Aqui nesse post vocês poderão conferir a série completa. É curioso como me sinto lendo esse pedaço do tempo hoje. Se repararem, mantive as tiras como eram assinadas na época - com meu nome morto -, e não sei bem o motivo disso, além da preguiça de ficar apagando assinatura por assinatura.

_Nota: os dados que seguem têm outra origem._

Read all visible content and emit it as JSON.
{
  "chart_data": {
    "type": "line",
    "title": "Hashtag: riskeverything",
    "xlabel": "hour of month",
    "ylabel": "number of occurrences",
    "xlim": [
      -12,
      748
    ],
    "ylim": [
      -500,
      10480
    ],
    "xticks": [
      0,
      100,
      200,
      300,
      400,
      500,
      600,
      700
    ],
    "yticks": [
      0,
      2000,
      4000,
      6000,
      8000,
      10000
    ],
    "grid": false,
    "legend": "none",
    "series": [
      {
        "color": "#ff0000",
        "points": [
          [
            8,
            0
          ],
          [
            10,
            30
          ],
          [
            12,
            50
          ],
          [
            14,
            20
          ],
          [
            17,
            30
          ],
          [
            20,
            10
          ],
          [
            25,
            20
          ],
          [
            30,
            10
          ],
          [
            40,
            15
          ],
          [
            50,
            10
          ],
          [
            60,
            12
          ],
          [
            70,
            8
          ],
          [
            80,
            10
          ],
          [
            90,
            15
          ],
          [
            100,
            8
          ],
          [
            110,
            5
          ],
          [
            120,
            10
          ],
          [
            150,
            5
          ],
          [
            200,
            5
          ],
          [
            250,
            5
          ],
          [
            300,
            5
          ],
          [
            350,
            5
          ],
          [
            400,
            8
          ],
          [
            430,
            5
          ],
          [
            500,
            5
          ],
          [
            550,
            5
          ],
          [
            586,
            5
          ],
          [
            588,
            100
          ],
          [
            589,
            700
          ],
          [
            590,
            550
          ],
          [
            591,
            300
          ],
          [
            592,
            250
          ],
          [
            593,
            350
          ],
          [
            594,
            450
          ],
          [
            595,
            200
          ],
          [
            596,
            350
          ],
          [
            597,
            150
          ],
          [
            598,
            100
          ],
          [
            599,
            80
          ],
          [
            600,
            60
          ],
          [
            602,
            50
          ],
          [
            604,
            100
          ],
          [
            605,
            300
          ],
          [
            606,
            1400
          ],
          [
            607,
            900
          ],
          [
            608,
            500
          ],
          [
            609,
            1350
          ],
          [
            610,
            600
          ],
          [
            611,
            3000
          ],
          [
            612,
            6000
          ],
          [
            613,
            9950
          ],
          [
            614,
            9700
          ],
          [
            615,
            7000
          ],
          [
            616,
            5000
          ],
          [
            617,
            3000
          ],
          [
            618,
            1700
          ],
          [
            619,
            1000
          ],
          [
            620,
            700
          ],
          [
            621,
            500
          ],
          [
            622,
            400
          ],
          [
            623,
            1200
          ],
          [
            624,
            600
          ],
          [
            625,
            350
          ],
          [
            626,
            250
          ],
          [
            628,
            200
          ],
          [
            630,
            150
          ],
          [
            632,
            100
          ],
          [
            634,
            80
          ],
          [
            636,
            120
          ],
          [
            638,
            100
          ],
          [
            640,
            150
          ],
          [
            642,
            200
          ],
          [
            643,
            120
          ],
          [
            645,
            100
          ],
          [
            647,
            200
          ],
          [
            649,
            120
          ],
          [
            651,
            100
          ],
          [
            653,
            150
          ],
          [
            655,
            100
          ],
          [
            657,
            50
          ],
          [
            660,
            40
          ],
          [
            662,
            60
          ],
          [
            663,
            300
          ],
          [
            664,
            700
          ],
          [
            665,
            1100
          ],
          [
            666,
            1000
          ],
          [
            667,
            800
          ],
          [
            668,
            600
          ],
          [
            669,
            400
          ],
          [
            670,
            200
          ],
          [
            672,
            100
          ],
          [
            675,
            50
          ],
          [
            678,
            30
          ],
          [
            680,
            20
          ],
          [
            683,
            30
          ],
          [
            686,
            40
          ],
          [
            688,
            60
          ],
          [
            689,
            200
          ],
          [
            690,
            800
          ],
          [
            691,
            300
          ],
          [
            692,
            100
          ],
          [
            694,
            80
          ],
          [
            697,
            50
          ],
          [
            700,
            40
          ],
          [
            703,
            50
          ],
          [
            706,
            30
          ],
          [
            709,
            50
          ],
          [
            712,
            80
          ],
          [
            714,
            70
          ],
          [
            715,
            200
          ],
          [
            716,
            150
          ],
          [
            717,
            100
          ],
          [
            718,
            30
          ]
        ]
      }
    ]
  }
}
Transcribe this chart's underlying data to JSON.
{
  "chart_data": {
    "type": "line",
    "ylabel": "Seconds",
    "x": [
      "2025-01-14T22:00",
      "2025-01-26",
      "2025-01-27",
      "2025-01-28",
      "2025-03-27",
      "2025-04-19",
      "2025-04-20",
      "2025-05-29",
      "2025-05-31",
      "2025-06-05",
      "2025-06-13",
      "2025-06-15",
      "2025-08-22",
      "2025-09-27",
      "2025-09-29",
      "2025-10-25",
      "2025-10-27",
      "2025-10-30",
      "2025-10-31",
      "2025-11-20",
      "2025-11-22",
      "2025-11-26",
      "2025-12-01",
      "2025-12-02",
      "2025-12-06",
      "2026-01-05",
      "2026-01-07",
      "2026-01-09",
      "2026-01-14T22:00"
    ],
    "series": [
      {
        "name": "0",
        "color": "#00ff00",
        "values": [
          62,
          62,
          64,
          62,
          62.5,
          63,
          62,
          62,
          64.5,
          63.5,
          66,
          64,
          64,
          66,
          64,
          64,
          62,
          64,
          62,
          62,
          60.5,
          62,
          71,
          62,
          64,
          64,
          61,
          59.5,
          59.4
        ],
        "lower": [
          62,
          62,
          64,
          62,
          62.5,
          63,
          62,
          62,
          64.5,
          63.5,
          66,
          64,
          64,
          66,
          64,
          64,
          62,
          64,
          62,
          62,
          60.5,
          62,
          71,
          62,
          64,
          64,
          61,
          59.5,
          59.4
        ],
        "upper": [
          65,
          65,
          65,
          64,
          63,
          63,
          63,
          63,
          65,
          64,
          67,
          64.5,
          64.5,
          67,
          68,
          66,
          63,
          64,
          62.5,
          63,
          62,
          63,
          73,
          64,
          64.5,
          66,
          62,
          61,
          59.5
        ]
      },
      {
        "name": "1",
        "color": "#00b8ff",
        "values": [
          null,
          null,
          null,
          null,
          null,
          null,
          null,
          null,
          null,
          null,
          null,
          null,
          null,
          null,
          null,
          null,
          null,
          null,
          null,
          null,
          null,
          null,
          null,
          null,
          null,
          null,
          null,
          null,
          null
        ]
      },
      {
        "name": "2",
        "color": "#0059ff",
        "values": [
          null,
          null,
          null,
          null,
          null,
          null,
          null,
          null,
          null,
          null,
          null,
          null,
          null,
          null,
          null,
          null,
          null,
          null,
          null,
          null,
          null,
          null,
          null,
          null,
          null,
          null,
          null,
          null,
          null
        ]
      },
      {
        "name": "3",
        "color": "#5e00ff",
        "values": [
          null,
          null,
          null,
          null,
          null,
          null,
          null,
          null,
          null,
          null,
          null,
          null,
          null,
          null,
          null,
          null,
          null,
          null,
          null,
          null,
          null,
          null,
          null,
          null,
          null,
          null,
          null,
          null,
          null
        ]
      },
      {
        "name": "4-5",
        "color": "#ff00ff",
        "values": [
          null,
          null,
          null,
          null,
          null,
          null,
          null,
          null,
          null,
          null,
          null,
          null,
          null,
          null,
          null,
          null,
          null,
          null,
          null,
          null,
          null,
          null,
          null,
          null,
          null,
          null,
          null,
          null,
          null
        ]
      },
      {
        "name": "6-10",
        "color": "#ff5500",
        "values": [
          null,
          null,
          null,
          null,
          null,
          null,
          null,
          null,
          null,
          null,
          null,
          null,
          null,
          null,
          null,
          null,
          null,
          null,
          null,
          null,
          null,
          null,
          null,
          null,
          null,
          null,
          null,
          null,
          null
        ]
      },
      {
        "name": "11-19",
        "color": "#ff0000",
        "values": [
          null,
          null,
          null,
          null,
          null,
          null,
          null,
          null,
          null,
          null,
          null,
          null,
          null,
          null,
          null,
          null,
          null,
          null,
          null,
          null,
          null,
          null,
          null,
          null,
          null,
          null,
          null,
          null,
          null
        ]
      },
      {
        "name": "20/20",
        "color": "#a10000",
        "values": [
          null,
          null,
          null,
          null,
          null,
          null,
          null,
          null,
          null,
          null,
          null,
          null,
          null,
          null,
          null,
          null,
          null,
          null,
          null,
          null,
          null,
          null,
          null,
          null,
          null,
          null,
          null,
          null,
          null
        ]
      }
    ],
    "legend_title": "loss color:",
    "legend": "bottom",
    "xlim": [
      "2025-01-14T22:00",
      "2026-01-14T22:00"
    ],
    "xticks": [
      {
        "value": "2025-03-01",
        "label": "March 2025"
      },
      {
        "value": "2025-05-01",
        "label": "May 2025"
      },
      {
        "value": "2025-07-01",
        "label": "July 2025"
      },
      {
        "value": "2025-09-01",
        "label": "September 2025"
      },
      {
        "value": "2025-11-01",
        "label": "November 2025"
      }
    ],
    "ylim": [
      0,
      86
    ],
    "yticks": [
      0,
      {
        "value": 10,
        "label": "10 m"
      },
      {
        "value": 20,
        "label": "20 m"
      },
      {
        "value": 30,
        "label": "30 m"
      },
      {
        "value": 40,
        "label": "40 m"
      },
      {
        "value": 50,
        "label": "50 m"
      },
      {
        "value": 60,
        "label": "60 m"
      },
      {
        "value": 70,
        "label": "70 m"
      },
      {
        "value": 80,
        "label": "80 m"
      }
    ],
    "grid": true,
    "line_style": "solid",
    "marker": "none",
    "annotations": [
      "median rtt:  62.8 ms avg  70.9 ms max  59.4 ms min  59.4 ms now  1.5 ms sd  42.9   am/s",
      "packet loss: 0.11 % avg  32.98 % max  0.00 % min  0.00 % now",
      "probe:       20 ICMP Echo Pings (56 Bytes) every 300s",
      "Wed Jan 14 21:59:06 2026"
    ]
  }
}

A verdade é que meu nome morto me assombra sim, me irrita, me incomoda, saber que aquela pessoa já precisou dividir o mundo com os outros me causa dor e tristeza, não minto, por outro lado vejo necessidade de relevar isso, perdoar, sei lá, dar algum tipo de passe livre para essa memória se desvanecer e perder o sentido de opressão...Algo assim.Afinal foi essa figura que preparou caminho para que a Mulher surgisse.Mas também parece um exercício interessante mostrar aos leitores as fazes de uma artista e como elas conversam. Eu sempre fui apaixonada por Faroestes e essa série de tirinhas parte desse amor, ressignificando um gênero assumidamente machista, misógino e, de certo modo, irredutível em seus signos de brutalidade.
Acho que nessa época, eu já tinha em mim uma profunda misandria, pois nada é mais patético que um homem, agora imagine um homem atrás de um coult.